Gannett daily newspapers in blue, GateHouse in black. (Map by Ren LaForme, The Poynter Institute, from Google Maps) |
America's two largest newspaper chains, GateHouse Media and Gannett Co., could confirm their merger as early as today, according to multiple confidential industry sources.
The new company, which will reportedly take the Gannett name and D.C.-area headquarters, would own and operate 265 dailies and thousands of weeklies—more than one in every six newspapers in the United States. Print circulation would hit 8.7 million, making McClatchy No. 2 at 1.7 million. Digital audiences would follow a similar pattern, media business analyst Ken Doctor writes in a "Newsonomics" piece for the Nieman Lab at Harvard University. He speculates that the deal, which GateHouse is driving, could generate $200 million to $300 million in annual cost savings.

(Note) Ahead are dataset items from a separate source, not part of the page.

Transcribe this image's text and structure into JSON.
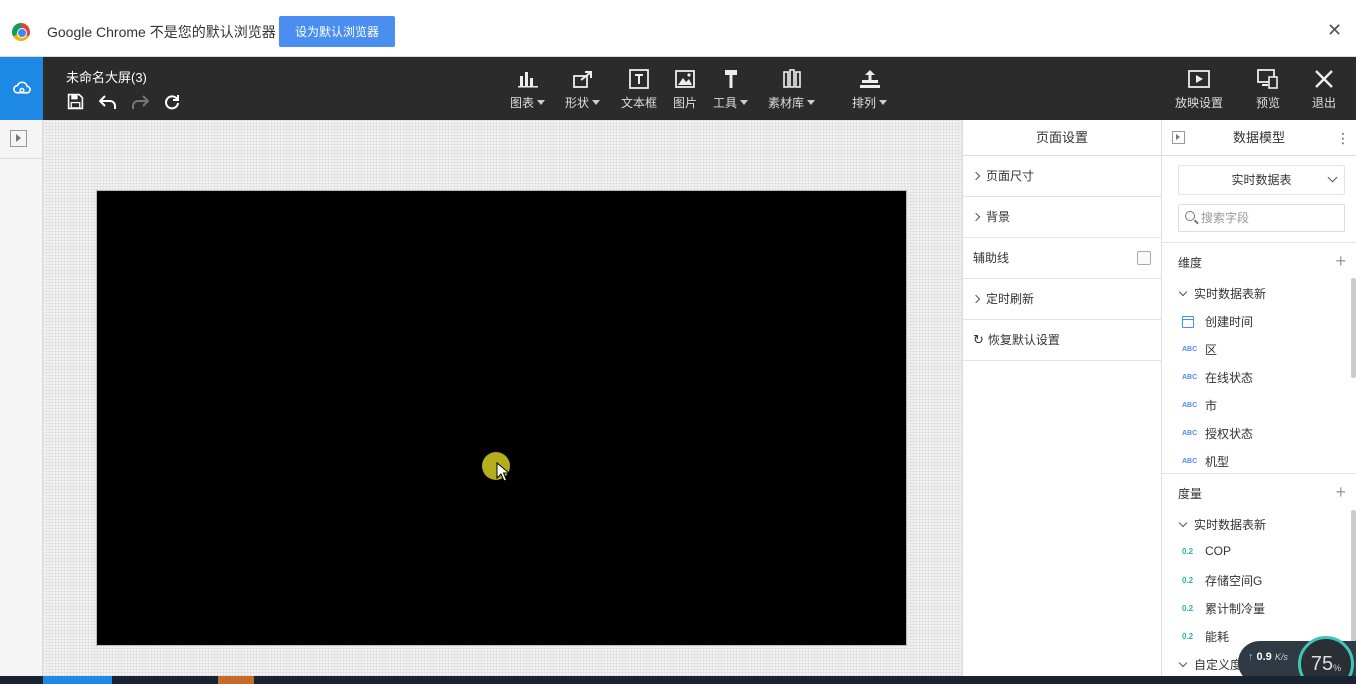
{
  "infobar": {
    "message": "Google Chrome 不是您的默认浏览器",
    "set_default_button": "设为默认浏览器",
    "close_glyph": "✕"
  },
  "toolbar": {
    "doc_title": "未命名大屏(3)",
    "buttons": {
      "chart": "图表",
      "shape": "形状",
      "textbox": "文本框",
      "image": "图片",
      "tools": "工具",
      "library": "素材库",
      "arrange": "排列",
      "play_settings": "放映设置",
      "preview": "预览",
      "exit": "退出"
    },
    "accent_color": "#1e88e5",
    "bg_color": "#2b2b2b"
  },
  "page_settings": {
    "title": "页面设置",
    "rows": {
      "page_size": "页面尺寸",
      "background": "背景",
      "guides": "辅助线",
      "auto_refresh": "定时刷新",
      "restore_defaults": "恢复默认设置"
    }
  },
  "data_model": {
    "title": "数据模型",
    "more_glyph": "⋮",
    "selected_table": "实时数据表",
    "search_placeholder": "搜索字段",
    "dimensions": {
      "title": "维度",
      "group": "实时数据表新",
      "fields": [
        {
          "type": "date",
          "name": "创建时间"
        },
        {
          "type": "ABC",
          "name": "区"
        },
        {
          "type": "ABC",
          "name": "在线状态"
        },
        {
          "type": "ABC",
          "name": "市"
        },
        {
          "type": "ABC",
          "name": "授权状态"
        },
        {
          "type": "ABC",
          "name": "机型"
        }
      ]
    },
    "measures": {
      "title": "度量",
      "group": "实时数据表新",
      "fields": [
        {
          "type": "0.2",
          "name": "COP"
        },
        {
          "type": "0.2",
          "name": "存储空间G"
        },
        {
          "type": "0.2",
          "name": "累计制冷量"
        },
        {
          "type": "0.2",
          "name": "能耗"
        }
      ],
      "group2": "自定义度"
    },
    "plus_glyph": "+"
  },
  "net_widget": {
    "speed": "0.9",
    "unit": "K/s",
    "percent": "75",
    "percent_sign": "%"
  }
}
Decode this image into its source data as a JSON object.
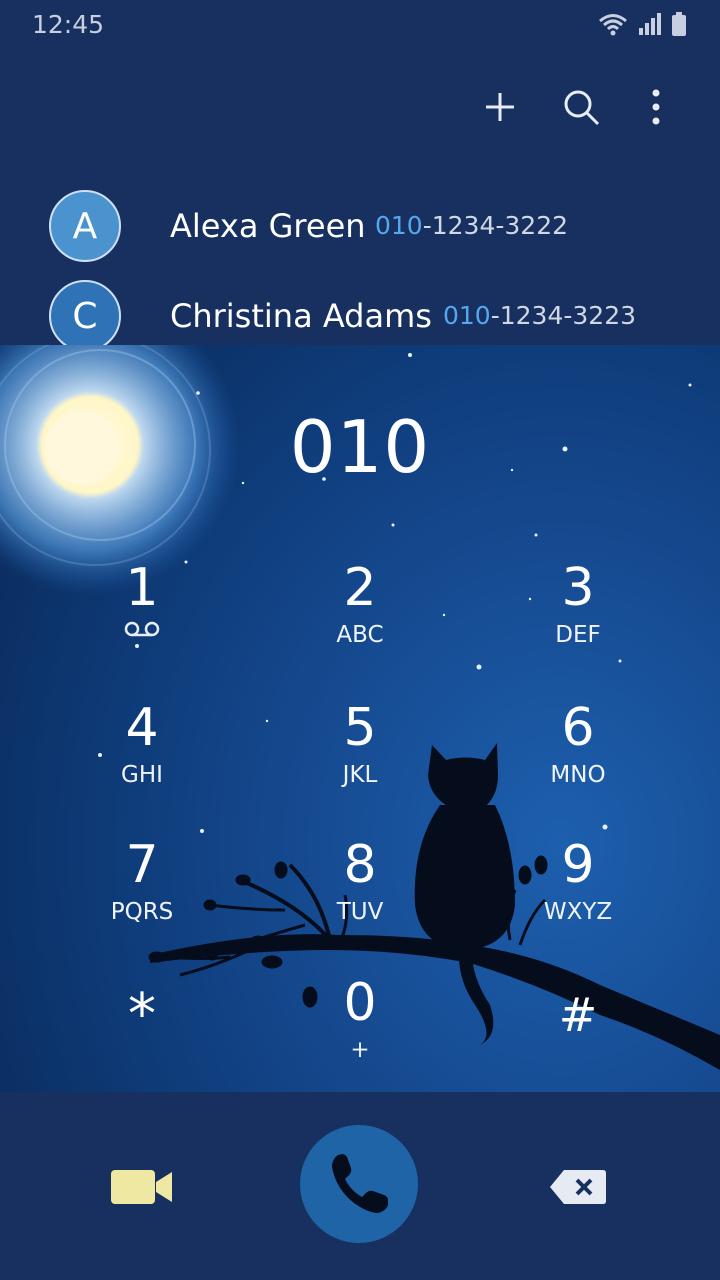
{
  "status_bar": {
    "time": "12:45"
  },
  "suggestions": [
    {
      "initial": "A",
      "name": "Alexa Green",
      "number_match": "010",
      "number_rest": "-1234-3222",
      "avatar_color": "#4a93cf"
    },
    {
      "initial": "C",
      "name": "Christina Adams",
      "number_match": "010",
      "number_rest": "-1234-3223",
      "avatar_color": "#2f73b6"
    }
  ],
  "dialer": {
    "entered": "010",
    "keys": [
      {
        "digit": "1",
        "letters": ""
      },
      {
        "digit": "2",
        "letters": "ABC"
      },
      {
        "digit": "3",
        "letters": "DEF"
      },
      {
        "digit": "4",
        "letters": "GHI"
      },
      {
        "digit": "5",
        "letters": "JKL"
      },
      {
        "digit": "6",
        "letters": "MNO"
      },
      {
        "digit": "7",
        "letters": "PQRS"
      },
      {
        "digit": "8",
        "letters": "TUV"
      },
      {
        "digit": "9",
        "letters": "WXYZ"
      },
      {
        "digit": "*",
        "letters": ""
      },
      {
        "digit": "0",
        "letters": "+"
      },
      {
        "digit": "#",
        "letters": ""
      }
    ]
  },
  "colors": {
    "bar_bg": "#17305f",
    "accent": "#55a7f0",
    "call_button": "#1f64a6",
    "video_icon": "#efe8a2"
  },
  "icons": {
    "top": [
      "add-icon",
      "search-icon",
      "more-options-icon"
    ],
    "bottom": [
      "video-call-icon",
      "phone-icon",
      "backspace-icon"
    ]
  }
}
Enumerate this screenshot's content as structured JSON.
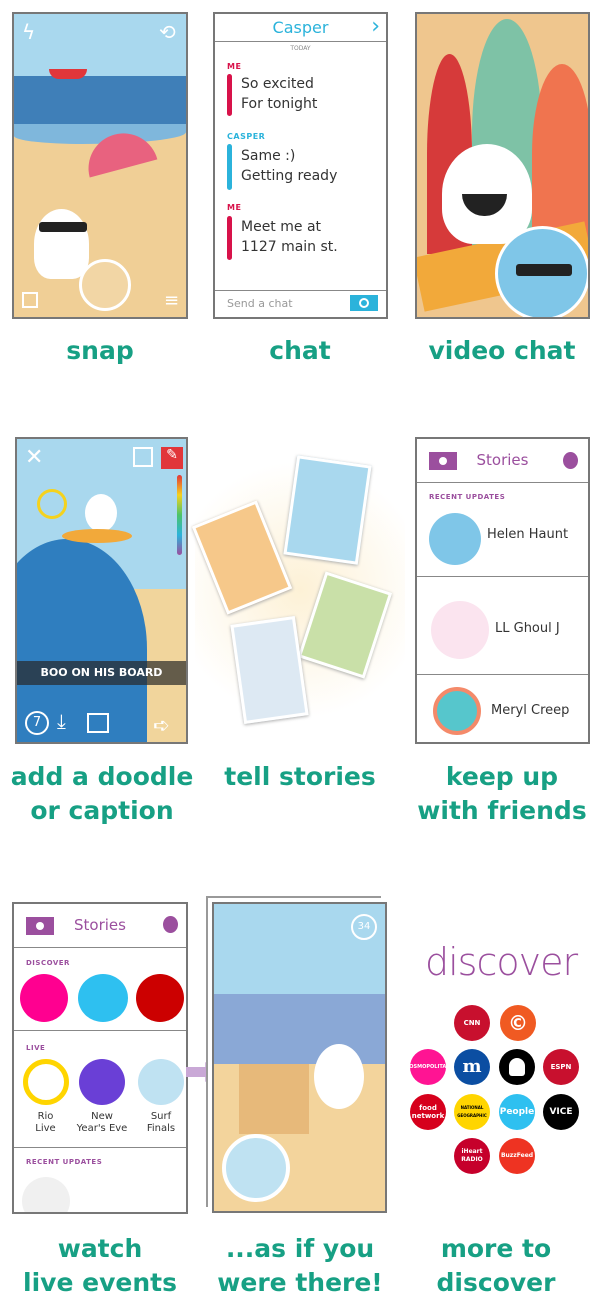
{
  "captions": {
    "snap": "snap",
    "chat": "chat",
    "video_chat": "video chat",
    "doodle_1": "add a doodle",
    "doodle_2": "or caption",
    "stories_1": "tell stories",
    "friends_1": "keep up",
    "friends_2": "with friends",
    "live_1": "watch",
    "live_2": "live events",
    "there_1": "...as if you",
    "there_2": "were there!",
    "more_1": "more to",
    "more_2": "discover"
  },
  "chat": {
    "title": "Casper",
    "date": "TODAY",
    "messages": [
      {
        "sender": "ME",
        "lines": [
          "So excited",
          "For tonight"
        ],
        "color": "#d8124a"
      },
      {
        "sender": "CASPER",
        "lines": [
          "Same :)",
          "Getting ready"
        ],
        "color": "#2bb3db"
      },
      {
        "sender": "ME",
        "lines": [
          "Meet me at",
          "1127 main st."
        ],
        "color": "#d8124a"
      }
    ],
    "placeholder": "Send a chat"
  },
  "doodle": {
    "caption_text": "BOO ON HIS BOARD",
    "timer": "7"
  },
  "stories_friends": {
    "title": "Stories",
    "section": "RECENT UPDATES",
    "friends": [
      "Helen Haunt",
      "LL Ghoul J",
      "Meryl Creep"
    ]
  },
  "stories_live": {
    "title": "Stories",
    "discover_label": "DISCOVER",
    "discover_colors": [
      "#ff0090",
      "#2ec0f0",
      "#cc0000"
    ],
    "live_label": "LIVE",
    "live": [
      [
        "Rio",
        "Live"
      ],
      [
        "New",
        "Year's Eve"
      ],
      [
        "Surf",
        "Finals"
      ]
    ],
    "recent_label": "RECENT UPDATES"
  },
  "live_event": {
    "count": "34"
  },
  "discover": {
    "title": "discover",
    "channels": [
      "CNN",
      "Comedy Central",
      "COSMOPOLITAN",
      "Daily Mail",
      "Snapchat",
      "ESPN",
      "food network",
      "NATIONAL GEOGRAPHIC",
      "People",
      "VICE",
      "iHeart RADIO",
      "BuzzFeed"
    ]
  },
  "colors": {
    "accent": "#17a084",
    "purple": "#9b4f9e",
    "chat_blue": "#2bb3db",
    "me_red": "#d8124a"
  }
}
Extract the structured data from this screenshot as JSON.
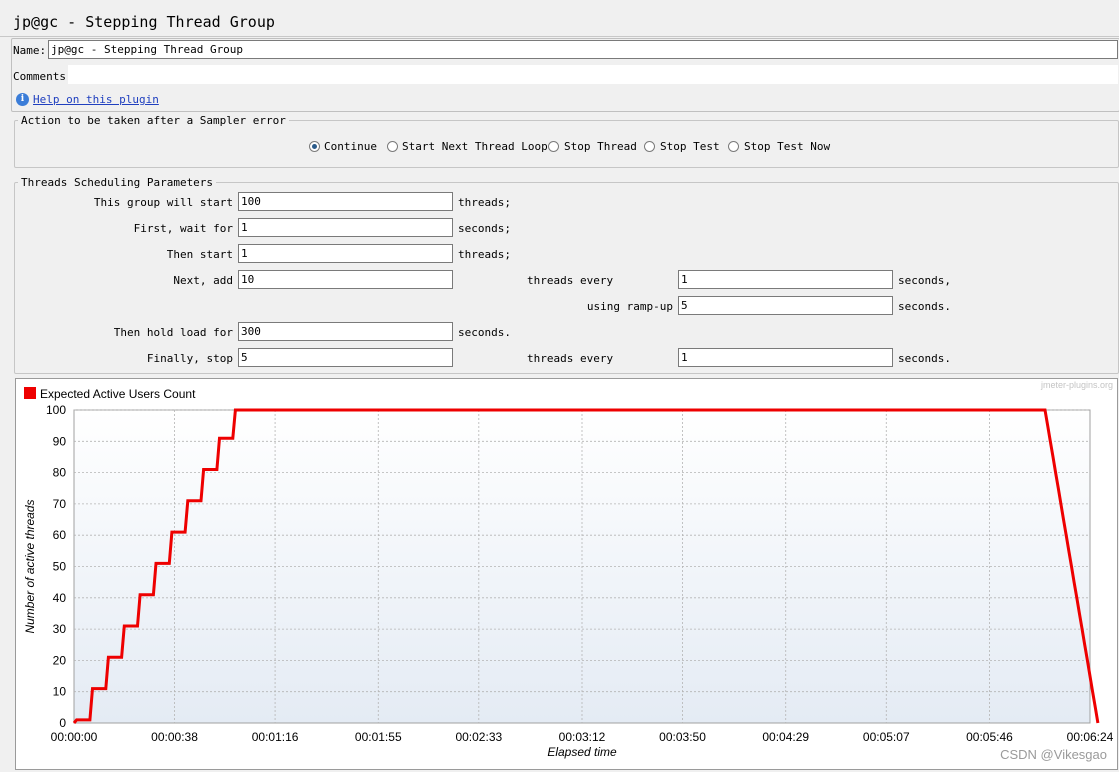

The deal will require federal approval because of antitrust concerns. Though the Department of Justice is unlikely to nix the merger, it may introduce some hoops to jump through, Doctor writes: "Tronc/Tribune found itself stymied by DOJ’s antitrust division in two deals — one for the Orange County Register, the other for the Chicago Sun-Times — a couple of years ago. Those two cases focused on claimed monopolistic limitation in regard to advertisers and/or subscribers in a single market. But GateHouse and Gannett’s holdings, as numerous as they are, may not be considered as competing head-to-head in any single market. The big question is how DOJ will look at the substantial regional clustering of properties this deal would bring."
Doctor says it's worth wondering whether the Justice Department's anti-trust division might consider questioning national market domination, since this merger will create a truly nationwide newspaper company, and what comes next on the consolidation front.